I looked surreptitiously at them as they ate. They didn’t seem to realise that you were an angel with huge silver wings, which worried me a little, but on the other hand their presence was reassuring. I thought that if I were having a psychotic break, I wouldn’t have dreamed up four such solid children with such bad table manners.
I was hungry too, having endured the pulses and vegetables regime for several months, and I took a big piece of brie and buttered three slices of sour-dough. The bread was chewy and moist, the butter salty and cool, also unlikely products of psychosis, or so I thought — I didn’t have much to go on, just some psych courses in my first year at St Bart’s and the odd conversation overheard in the staff room at St Faith’s over the last few years.
You sat down at the table and filled your plate, piling ham, cheese and oysters on top of thickly-buttered slices of bread. Being an angel must be hungry work. You politely offered the eldest Lester child the last oyster but even your magic had its limits, because the boy screwed up his face and turned it away.
‘Looks like snot,’ he said. ‘I ain’t eating that.’ You shrugged, the slight movement of your shoulder making your wings touch the ceiling, and lifted the shell to your lips, tipping the cold morsel down your throat.
You carried on steadily working your way through the food long after the Lesters had given up. They were sitting quietly on the bland furniture I’d bought from IKEA the day after I’d qualified, looking bewildered yet content.
‘Well, we’d best leave you in peace, Zav, dear, and thank you ever so much.’ Mrs Lester heaved herself out of the deep sofa at last and clapped her hands. ‘Home, you lot. Come on, get a move on.’ The children obeyed, wiping their hands on their clothes. ‘Say thank you to the kind lady.’
‘Thank you, Zav’s auntie,’ they all said in unison like a little choir. They followed Mrs Lester out into the street, followed in turn by Mr Lester. I closed the door behind them.
‘You’re not suffering a psychotic break, by the way,’ you said. You sat on the sofa in the indentation left by Mrs Lester’s generous backside. You must have folded your wings out of the way because I couldn’t see them any more. ‘Give me your laptop.’
‘Give me your laptop, Xaviera,’ you said patiently. I pulled it out from under a chair and switched it on.

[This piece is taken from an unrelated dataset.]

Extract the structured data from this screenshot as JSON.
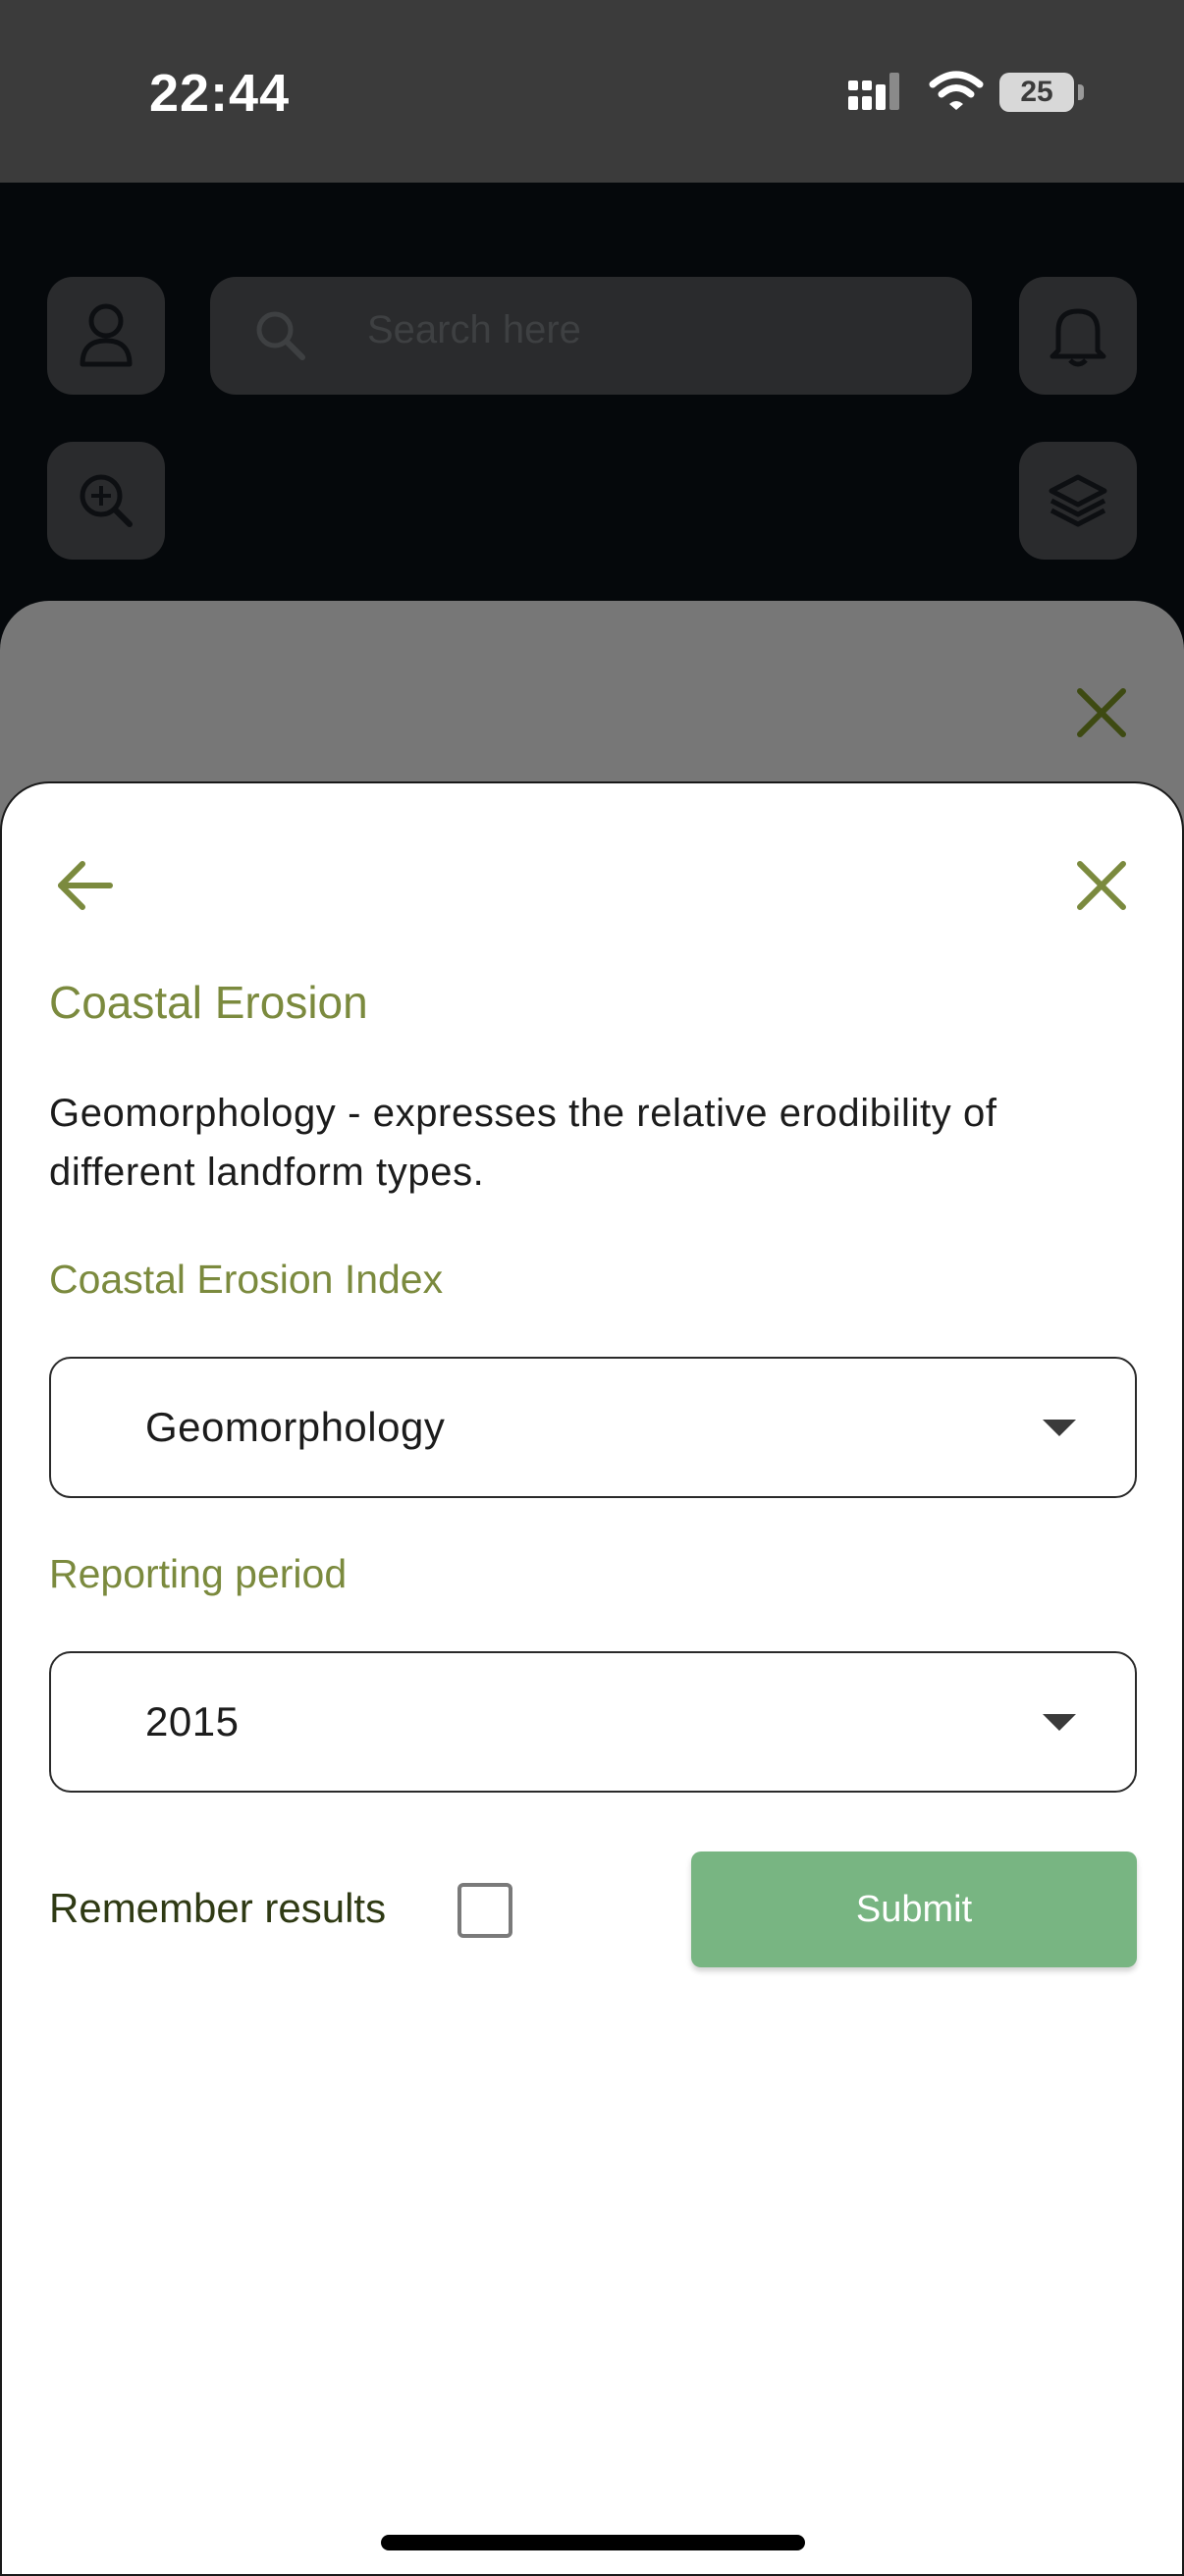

‘Type this in. http://www — here, let me.’ You took the laptop from me and began tapping at the keyboard. ‘The server’s rather slow... that’ll be Gabriel again, I bet... download the executable – no, that’s the wrong one... ah, that’s it, “save as”. Do you mind if I save it on to your desktop?’

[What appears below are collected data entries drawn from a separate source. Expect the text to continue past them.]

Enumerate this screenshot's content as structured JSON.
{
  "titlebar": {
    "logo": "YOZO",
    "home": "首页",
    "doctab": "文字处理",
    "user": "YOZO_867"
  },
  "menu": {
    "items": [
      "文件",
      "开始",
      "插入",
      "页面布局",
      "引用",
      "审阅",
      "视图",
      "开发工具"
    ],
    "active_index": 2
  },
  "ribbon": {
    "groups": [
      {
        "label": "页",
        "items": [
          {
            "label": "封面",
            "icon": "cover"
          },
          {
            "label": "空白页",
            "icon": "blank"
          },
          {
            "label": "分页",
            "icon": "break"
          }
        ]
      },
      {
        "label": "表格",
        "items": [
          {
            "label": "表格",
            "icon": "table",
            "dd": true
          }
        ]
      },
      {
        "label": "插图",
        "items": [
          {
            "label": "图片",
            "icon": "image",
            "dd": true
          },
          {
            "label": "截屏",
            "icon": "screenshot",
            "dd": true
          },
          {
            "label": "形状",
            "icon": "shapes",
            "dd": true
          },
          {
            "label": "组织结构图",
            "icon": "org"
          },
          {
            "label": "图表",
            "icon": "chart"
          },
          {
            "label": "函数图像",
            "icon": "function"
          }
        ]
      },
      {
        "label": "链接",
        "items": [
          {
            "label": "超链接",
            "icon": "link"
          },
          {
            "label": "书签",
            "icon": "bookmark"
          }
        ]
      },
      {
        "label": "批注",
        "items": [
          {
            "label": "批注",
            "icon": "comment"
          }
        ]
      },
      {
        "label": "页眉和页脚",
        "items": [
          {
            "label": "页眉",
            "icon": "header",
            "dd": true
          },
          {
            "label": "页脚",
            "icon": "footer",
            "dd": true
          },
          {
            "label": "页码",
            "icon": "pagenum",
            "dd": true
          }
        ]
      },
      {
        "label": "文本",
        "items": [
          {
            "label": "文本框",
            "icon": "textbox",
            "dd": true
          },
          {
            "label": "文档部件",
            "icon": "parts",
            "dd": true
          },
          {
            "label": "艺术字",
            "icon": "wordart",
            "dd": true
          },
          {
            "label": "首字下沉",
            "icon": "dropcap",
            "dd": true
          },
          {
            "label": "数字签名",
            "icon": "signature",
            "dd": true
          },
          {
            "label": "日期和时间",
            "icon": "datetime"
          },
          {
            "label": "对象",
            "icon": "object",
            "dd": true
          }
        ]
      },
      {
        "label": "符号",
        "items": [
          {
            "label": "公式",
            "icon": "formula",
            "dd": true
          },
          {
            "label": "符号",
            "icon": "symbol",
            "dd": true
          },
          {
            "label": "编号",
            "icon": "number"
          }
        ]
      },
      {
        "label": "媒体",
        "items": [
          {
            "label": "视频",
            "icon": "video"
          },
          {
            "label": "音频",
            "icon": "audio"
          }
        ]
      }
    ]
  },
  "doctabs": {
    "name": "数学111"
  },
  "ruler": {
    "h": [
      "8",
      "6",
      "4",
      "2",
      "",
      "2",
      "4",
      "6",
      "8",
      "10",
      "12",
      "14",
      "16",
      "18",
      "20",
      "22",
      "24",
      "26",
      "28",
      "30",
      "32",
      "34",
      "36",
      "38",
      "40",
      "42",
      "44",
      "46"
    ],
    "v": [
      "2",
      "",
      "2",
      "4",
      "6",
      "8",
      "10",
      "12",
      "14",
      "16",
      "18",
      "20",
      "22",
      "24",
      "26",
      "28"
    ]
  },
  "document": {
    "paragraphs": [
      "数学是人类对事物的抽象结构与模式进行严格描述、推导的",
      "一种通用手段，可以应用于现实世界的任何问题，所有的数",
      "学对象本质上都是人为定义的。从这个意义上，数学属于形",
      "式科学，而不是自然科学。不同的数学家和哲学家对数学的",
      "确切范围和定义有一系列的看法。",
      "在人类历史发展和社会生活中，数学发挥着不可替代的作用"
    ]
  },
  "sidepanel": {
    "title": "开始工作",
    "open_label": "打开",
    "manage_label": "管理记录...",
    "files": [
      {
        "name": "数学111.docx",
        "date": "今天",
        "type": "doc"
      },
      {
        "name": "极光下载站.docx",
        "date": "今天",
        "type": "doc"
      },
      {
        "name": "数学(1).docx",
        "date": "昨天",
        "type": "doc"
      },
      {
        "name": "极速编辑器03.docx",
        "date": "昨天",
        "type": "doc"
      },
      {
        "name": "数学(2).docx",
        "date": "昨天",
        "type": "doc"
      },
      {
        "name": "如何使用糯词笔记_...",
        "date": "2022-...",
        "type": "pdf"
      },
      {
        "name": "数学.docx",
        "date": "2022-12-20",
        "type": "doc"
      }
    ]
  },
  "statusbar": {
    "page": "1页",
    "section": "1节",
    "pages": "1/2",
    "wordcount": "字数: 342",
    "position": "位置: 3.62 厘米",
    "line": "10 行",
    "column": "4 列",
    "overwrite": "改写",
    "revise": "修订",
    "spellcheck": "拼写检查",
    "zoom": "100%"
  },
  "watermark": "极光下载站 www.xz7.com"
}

You continued without waiting for an answer, which to be honest would probably have been no — I hate other people using my laptop or my phone or my... my anything, really.
‘That’s it — we’re ready to go. All I need to do is —’ you traced a finger over the touchpad ‘— upload this, double-click on that... perfect.’
‘What are you doing?’ I leaned over your shoulder and peered at the screen. There was a blue dialogue box in the middle of the screen.
Are you sure you want to run the program worldpeace.exe? You clicked on OK. And suddenly everything was. OK, I mean.